The iShares J.P. Morgan USD Emerging Markets Bond ETF EMB, which tracks dollar-denominated bonds from around 30 emerging-market governments, has rallied to levels last seen in May 2022, recording gains in nine of the last ten sessions.
Similarly, the iShares J.P. Morgan EM Local Currency Bond ETF LEMB, which invests in local-currency-denominated bonds from emerging markets, has climbed to a one-year high.
EM Bonds Rally As Traders Eye Lower U.S. Interest Rates: Dollar Weakens
Much of this outperformance in the local currency sovereign bond market has been concentrated in Latin America and in countries like Mexico, Brazil, and Poland, which have struggled for much of this year, according to Tadas Gedminas, an analyst at Goldman Sachs.

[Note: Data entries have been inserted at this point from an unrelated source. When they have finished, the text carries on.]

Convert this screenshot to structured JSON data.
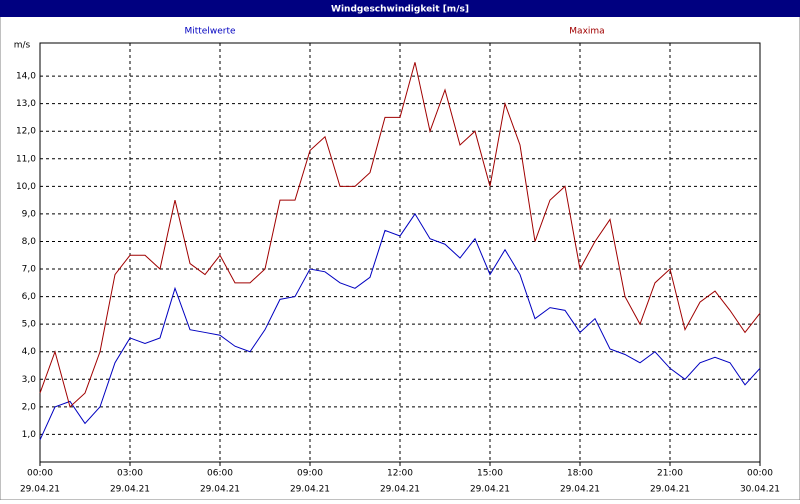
{
  "chart_data": {
    "type": "line",
    "title": "Windgeschwindigkeit [m/s]",
    "ylabel": "m/s",
    "x": [
      0,
      0.5,
      1,
      1.5,
      2,
      2.5,
      3,
      3.5,
      4,
      4.5,
      5,
      5.5,
      6,
      6.5,
      7,
      7.5,
      8,
      8.5,
      9,
      9.5,
      10,
      10.5,
      11,
      11.5,
      12,
      12.5,
      13,
      13.5,
      14,
      14.5,
      15,
      15.5,
      16,
      16.5,
      17,
      17.5,
      18,
      18.5,
      19,
      19.5,
      20,
      20.5,
      21,
      21.5,
      22,
      22.5,
      23,
      23.5,
      24
    ],
    "series": [
      {
        "name": "Mittelwerte",
        "color": "#0000c0",
        "values": [
          0.8,
          2.0,
          2.2,
          1.4,
          2.0,
          3.6,
          4.5,
          4.3,
          4.5,
          6.3,
          4.8,
          4.7,
          4.6,
          4.2,
          4.0,
          4.8,
          5.9,
          6.0,
          7.0,
          6.9,
          6.5,
          6.3,
          6.7,
          8.4,
          8.2,
          9.0,
          8.1,
          7.9,
          7.4,
          8.1,
          6.8,
          7.7,
          6.8,
          5.2,
          5.6,
          5.5,
          4.7,
          5.2,
          4.1,
          3.9,
          3.6,
          4.0,
          3.4,
          3.0,
          3.6,
          3.8,
          3.6,
          2.8,
          3.4
        ]
      },
      {
        "name": "Maxima",
        "color": "#a00000",
        "values": [
          2.5,
          4.0,
          2.0,
          2.5,
          4.0,
          6.8,
          7.5,
          7.5,
          7.0,
          9.5,
          7.2,
          6.8,
          7.5,
          6.5,
          6.5,
          7.0,
          9.5,
          9.5,
          11.3,
          11.8,
          10.0,
          10.0,
          10.5,
          12.5,
          12.5,
          14.5,
          12.0,
          13.5,
          11.5,
          12.0,
          10.0,
          13.0,
          11.5,
          8.0,
          9.5,
          10.0,
          7.0,
          8.0,
          8.8,
          6.0,
          5.0,
          6.5,
          7.0,
          4.8,
          5.8,
          6.2,
          5.5,
          4.7,
          5.4
        ]
      }
    ],
    "xlim": [
      0,
      24
    ],
    "xticks": [
      {
        "value": 0,
        "label": "00:00"
      },
      {
        "value": 3,
        "label": "03:00"
      },
      {
        "value": 6,
        "label": "06:00"
      },
      {
        "value": 9,
        "label": "09:00"
      },
      {
        "value": 12,
        "label": "12:00"
      },
      {
        "value": 15,
        "label": "15:00"
      },
      {
        "value": 18,
        "label": "18:00"
      },
      {
        "value": 21,
        "label": "21:00"
      },
      {
        "value": 24,
        "label": "00:00"
      }
    ],
    "xtick_dates": [
      "29.04.21",
      "29.04.21",
      "29.04.21",
      "29.04.21",
      "29.04.21",
      "29.04.21",
      "29.04.21",
      "29.04.21",
      "30.04.21"
    ],
    "ylim": [
      0,
      15.2
    ],
    "yticks": [
      {
        "value": 1,
        "label": "1,0"
      },
      {
        "value": 2,
        "label": "2,0"
      },
      {
        "value": 3,
        "label": "3,0"
      },
      {
        "value": 4,
        "label": "4,0"
      },
      {
        "value": 5,
        "label": "5,0"
      },
      {
        "value": 6,
        "label": "6,0"
      },
      {
        "value": 7,
        "label": "7,0"
      },
      {
        "value": 8,
        "label": "8,0"
      },
      {
        "value": 9,
        "label": "9,0"
      },
      {
        "value": 10,
        "label": "10,0"
      },
      {
        "value": 11,
        "label": "11,0"
      },
      {
        "value": 12,
        "label": "12,0"
      },
      {
        "value": 13,
        "label": "13,0"
      },
      {
        "value": 14,
        "label": "14,0"
      }
    ],
    "grid": true
  }
}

Gedminas also highlighted that “diminishing U.S. growth exceptionalism and greater confidence in the start of the Fed’s easing cycle should ease constraints on emerging market policymakers and support a broader cycle of rate cuts across these economies.”
Goldman Sachs anticipates that central banks in South Korea, South Africa, and India will begin easing policy rates before the year ends.
Traders are fully pricing in a U.S. rate cut in September, with market-implied probabilities suggesting a 73% chance of a 25-basis-point cut, with additional reductions expected in November and December.
On the currency front, the U.S. dollar has weakened in August, particularly against Asian currencies.
The greenback has fallen by 5% month-to-date against the Indonesian rupiah, marking the rupiah’s best-performing month since April 2020.
The dollar has also depreciated by between 3% and 4% against the Malaysian ringgit, Thai baht, Philippine peso, and Korean won.
In Latin America, the dollar has dropped by over 3% this month against the Brazilian real, on track to end a streak of seven consecutive months of strengthening.
Improving Capital Inflows Into EM Economies
An International Monetary Fund (IMF) report released last week highlighted a slight recovery in net capital inflows to emerging markets and developing economies from the lows experienced in 2022, although they remained negative overall in 2023.
Excluding China, which continued to account for a large share of negative net capital inflows, other emerging markets as a group saw positive and increasing inflows.
High-frequency data from the IMF indicate that gross portfolio inflows into emerging markets, excluding China, were positive in the first few months of 2024.
These inflows were influenced by “fluctuations in U.S. financial conditions, with optimism in financial markets and the limited depreciation of the U.S. dollar in the fourth quarter of 2023 helping to rekindle capital inflows to emerging markets,” the Fund wrote.